Sunday, July 3, 2016

Turkey Red Testing

I began harvesting wheat in my test plot on July 2.  There are 6 separate winter wheats on this plot that I am comparing.

The "large" plantings, consisting of three or more full rows, are the three major strains of Turkey Red that I am aware of that are currently being grown and sold as Turkey Red.  I am seeing divergence in the appearance of the wheat at this stage, which is already quite interesting.  Here is what I have noticed so far.

  1. Ehmke Turkey (aka Kansas State, K-State).  This wheat has thicker stalks and is the tallest.
  2. Heartland Turkey--from Heartland Mill, a major modern supplier of Turkey Red flour.  This wheat is shorter and the stalks are not quite as thick.  It is also yielding the least, although this seed is 4 years old.
  3. Stephens Turkey, from the Stephens farm in Kansas.  This seed stock is unfortunately contaminated with rye, which I believe came from a farm in SW Wisconsin or handling at the mill in SW Wisconsin.  This wheat has the greatest variability but it is also producing better than the Heartland.  It is also standing the best, although all three are lodged significantly.

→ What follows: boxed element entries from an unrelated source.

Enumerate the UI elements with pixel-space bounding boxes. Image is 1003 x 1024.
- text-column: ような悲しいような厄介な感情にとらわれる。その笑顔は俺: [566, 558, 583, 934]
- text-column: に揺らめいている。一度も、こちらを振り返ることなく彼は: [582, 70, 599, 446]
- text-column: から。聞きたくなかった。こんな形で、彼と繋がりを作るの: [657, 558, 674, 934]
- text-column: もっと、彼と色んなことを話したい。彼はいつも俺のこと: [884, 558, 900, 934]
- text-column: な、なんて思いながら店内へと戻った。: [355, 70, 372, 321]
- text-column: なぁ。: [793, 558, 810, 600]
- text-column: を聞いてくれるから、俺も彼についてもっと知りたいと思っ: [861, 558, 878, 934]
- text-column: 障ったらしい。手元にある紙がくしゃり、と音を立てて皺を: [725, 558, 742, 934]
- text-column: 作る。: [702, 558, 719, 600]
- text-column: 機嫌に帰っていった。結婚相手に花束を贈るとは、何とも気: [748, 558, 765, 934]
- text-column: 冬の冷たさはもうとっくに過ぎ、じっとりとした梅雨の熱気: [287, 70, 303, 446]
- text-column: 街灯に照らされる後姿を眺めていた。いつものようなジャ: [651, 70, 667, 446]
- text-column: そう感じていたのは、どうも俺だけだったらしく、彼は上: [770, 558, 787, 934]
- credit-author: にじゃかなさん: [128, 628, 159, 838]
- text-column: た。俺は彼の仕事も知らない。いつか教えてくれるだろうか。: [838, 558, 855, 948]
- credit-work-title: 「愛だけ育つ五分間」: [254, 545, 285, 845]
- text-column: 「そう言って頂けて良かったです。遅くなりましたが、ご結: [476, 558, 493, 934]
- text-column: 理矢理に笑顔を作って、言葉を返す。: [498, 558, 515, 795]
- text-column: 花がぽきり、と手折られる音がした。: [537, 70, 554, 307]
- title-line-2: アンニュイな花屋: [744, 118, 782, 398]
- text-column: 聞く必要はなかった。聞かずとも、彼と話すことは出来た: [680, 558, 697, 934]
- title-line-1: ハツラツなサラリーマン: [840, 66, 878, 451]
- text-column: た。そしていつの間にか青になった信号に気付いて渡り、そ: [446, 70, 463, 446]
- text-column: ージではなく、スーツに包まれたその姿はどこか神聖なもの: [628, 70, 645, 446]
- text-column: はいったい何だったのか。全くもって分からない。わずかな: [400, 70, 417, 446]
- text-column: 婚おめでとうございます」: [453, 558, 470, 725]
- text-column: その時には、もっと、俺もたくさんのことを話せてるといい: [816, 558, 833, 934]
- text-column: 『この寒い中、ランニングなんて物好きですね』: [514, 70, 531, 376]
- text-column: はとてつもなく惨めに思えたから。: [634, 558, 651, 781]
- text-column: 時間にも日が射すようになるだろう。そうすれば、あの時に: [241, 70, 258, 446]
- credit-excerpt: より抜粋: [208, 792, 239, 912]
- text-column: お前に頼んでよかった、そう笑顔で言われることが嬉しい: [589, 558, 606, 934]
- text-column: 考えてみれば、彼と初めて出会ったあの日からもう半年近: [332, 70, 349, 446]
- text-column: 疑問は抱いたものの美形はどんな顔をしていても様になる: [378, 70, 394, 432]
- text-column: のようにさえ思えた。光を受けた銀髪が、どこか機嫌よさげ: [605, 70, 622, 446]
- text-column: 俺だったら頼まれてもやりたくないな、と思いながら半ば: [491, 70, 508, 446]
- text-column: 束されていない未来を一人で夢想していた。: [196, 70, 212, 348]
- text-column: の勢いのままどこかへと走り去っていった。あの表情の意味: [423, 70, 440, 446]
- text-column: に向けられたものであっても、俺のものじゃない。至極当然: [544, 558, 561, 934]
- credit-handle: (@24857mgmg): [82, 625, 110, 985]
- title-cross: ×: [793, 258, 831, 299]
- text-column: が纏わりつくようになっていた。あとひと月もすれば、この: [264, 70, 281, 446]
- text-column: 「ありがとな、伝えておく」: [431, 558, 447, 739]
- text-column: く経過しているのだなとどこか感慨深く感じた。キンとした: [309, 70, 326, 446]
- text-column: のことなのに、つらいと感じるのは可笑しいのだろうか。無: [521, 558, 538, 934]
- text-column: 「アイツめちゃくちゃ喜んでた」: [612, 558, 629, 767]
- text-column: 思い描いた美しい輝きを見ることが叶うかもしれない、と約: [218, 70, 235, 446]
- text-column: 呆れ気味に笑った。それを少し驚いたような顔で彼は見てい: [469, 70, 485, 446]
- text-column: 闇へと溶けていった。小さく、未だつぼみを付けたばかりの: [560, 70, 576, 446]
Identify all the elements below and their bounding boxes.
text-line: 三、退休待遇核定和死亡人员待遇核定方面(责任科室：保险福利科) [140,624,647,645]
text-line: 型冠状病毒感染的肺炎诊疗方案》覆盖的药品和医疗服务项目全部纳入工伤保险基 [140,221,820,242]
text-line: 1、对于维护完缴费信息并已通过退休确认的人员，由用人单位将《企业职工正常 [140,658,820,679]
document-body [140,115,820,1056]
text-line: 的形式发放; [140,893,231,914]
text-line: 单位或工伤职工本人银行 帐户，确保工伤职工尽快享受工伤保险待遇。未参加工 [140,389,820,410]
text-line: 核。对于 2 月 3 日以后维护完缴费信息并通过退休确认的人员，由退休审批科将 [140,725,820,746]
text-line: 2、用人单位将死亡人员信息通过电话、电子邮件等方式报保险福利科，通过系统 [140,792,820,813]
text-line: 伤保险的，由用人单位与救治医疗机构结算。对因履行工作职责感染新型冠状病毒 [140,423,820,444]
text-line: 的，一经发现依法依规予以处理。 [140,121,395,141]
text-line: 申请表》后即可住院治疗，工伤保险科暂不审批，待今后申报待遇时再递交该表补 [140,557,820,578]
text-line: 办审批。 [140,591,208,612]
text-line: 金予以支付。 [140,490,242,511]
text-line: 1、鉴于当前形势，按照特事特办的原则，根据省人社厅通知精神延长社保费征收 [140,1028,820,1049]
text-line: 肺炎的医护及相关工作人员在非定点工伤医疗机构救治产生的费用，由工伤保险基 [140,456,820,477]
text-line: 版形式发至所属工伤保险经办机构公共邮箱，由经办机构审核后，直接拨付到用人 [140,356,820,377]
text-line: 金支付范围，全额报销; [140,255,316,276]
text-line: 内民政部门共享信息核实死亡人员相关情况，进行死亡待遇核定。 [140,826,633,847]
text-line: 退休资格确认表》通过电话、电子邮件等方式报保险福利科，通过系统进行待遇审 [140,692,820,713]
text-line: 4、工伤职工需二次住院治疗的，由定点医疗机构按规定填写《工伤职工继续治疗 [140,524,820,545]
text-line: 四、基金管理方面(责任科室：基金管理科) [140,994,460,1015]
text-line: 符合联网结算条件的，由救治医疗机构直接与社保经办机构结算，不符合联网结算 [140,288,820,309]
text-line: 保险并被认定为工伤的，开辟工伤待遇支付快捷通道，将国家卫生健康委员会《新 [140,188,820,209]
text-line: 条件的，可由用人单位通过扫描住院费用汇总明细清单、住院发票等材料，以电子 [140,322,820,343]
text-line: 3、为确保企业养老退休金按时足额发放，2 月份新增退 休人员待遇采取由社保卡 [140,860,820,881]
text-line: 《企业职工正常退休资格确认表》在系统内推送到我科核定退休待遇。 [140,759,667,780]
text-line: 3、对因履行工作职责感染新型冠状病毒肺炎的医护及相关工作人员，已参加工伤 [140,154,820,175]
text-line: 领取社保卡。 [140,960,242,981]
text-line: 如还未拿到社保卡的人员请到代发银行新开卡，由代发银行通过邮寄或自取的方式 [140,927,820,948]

From right to left, 3 rows of "Stephens" Turkey, 3 rows of "Heartland" Turkey, and the remainder is certified Turkey Red from the Ehmke Seed Company.

Here is the biggest surprise so far.  Here are two samples of wheat from the USDA small grains collection.  They are Turkey Red, and Wisconsin No. 2.  Wisconsin No 2 is a selection of Turkey made at the University of Wisconsin in the 'teens.  Both have significant red coloring in the upper stem.  I do not see this red color in any of the modern turkeys.  I will have to do some research to find out why these old Turkey samples have the red coloring.

Here is the sample of Bacska, aka Wisconsin Pedigree No. 408.  I am really excited to grow this out and see what kind of bread it will make.  I may even splurge and taste some of the kernels once it has finished drying down.